Over the past 20 years rock n roll as a genre has been permitted in Cuba under the dictatorship, although it still censors content.

Censored and banned from Cuba by Castro: Olga Guillot and Celia Cruz
 It wasn't only rock that was censored, Cuban music was too
Many great Cuban musicians were marginalized and their music censored by the Castro regime beginning in the early days of the Cuban dictatorship. For example Kenia Fernandez in the previously mentioned essay "Nostalgia Corner: Why the Bolero was censored in Cuba" described how a Cuban musical genre was systematically censored:

The bolero came to be seen as a reactionary genre, in bad taste, and ultimately, banned. Cuba's world-class composers and performers, many of whom had brought the genre to its golden age, were abruptly silenced. Finally, in 1968, in the Ofensiva Revolucionaria -- the Cuban equivalent of China's Cultural Revolution -- most of the 1,200 cabarets and dance halls for which Havana was known were shut down (with only a couple of exceptions, including the notable Tropicana). Bolero lovers and performers were left with no viable venues.
The queen of the Bolero was Olga Guillot who passed away in exile in 2010. According to the book Shoot the singer!: music censorship today edited by Marie Korpe there is increasing concern within the international music community that post-revolution generations are growing up without knowing or hearing these censored musicians and that this could lead to a loss of Cuban identity in future generations.

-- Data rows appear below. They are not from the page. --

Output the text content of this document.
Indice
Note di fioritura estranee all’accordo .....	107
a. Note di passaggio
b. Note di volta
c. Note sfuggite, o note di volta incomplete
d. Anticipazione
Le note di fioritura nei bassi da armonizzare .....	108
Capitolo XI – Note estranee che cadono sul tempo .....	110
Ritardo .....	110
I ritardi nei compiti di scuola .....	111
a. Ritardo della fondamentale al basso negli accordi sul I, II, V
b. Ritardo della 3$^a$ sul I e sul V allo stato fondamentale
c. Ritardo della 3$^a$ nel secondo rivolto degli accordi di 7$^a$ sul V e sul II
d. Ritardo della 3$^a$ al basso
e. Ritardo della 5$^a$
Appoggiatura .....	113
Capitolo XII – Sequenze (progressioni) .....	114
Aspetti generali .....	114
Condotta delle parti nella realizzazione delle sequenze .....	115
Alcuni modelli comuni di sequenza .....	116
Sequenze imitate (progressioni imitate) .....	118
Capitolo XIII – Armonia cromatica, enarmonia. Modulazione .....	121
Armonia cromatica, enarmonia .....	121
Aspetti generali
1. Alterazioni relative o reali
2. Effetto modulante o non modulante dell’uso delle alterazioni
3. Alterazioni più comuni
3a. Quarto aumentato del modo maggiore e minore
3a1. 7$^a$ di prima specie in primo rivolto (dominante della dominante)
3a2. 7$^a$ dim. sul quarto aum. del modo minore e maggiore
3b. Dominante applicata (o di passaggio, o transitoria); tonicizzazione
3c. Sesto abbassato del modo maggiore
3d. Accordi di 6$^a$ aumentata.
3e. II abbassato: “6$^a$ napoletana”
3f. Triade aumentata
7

Music performed by musicians who chose to go into exile criticizing the Cuban regime, such as the popular Celia Cruz and her orchestra, Sonora Matancera. were banned, their music censored, and it  forbidden to mention their names. The banning of Celia Cruz was especially tough because she was so popular before the revolution in Cuba.
 
Fake Change in Cuba: Celia Cruz and Olga Guillot still censored in Cuba in 2016
Diario de Cuba reported on August 21, 2012 that Tony Pinelli, a well known musician and radio producer, distributed an e-mail in which Rolando Álvarez, the national director of the Cuban Institute of Radio and Television Instituto Cubano de Radio y Televisión (ICRT) confirmed that the music of the late Celia Cruz would continue to be banned. The e-mail clearly stated: "All those who had allied with the enemy, who acted against our families, like Celia Cruz, who went to sing at the Guantanamo Base, the ICRT arrogated to itself the right, quite properly, not to disseminate them on Cuban radio." The irony that it was the Castro regime, that acted against Cuban families dividing them for over half a century, in 1962 had denied Celia Cruz's request to return to Cuba to attend her mother's burial. She never again tried to return to Cuba and passed away in 2003

Cuba's cultural genocide continues in 2016 and icons of Cuban music such as Celia Cruz and Olga Guillot remain banned from the airwaves and must be discovered in Cuba on the black market and in the underground.  

Olga Guillot and Celia Cruz music still banned in Cuba
In 2016 the music of The Rolling Stones and The Beatles play over the official airwaves in Cuba while the music of late Cuban icons Celia Cruz and Olga Guillot remains banned in Cuba. What does it say about the regime in Cuba that British and American rock bands are now heard over the airwaves in Cuba and are playing concerts in Cuba and at the same time the music of Cuban musicians of the stature of Celia Cruz and Olga Guillot remains censored in Cuba, even though they passed away years ago?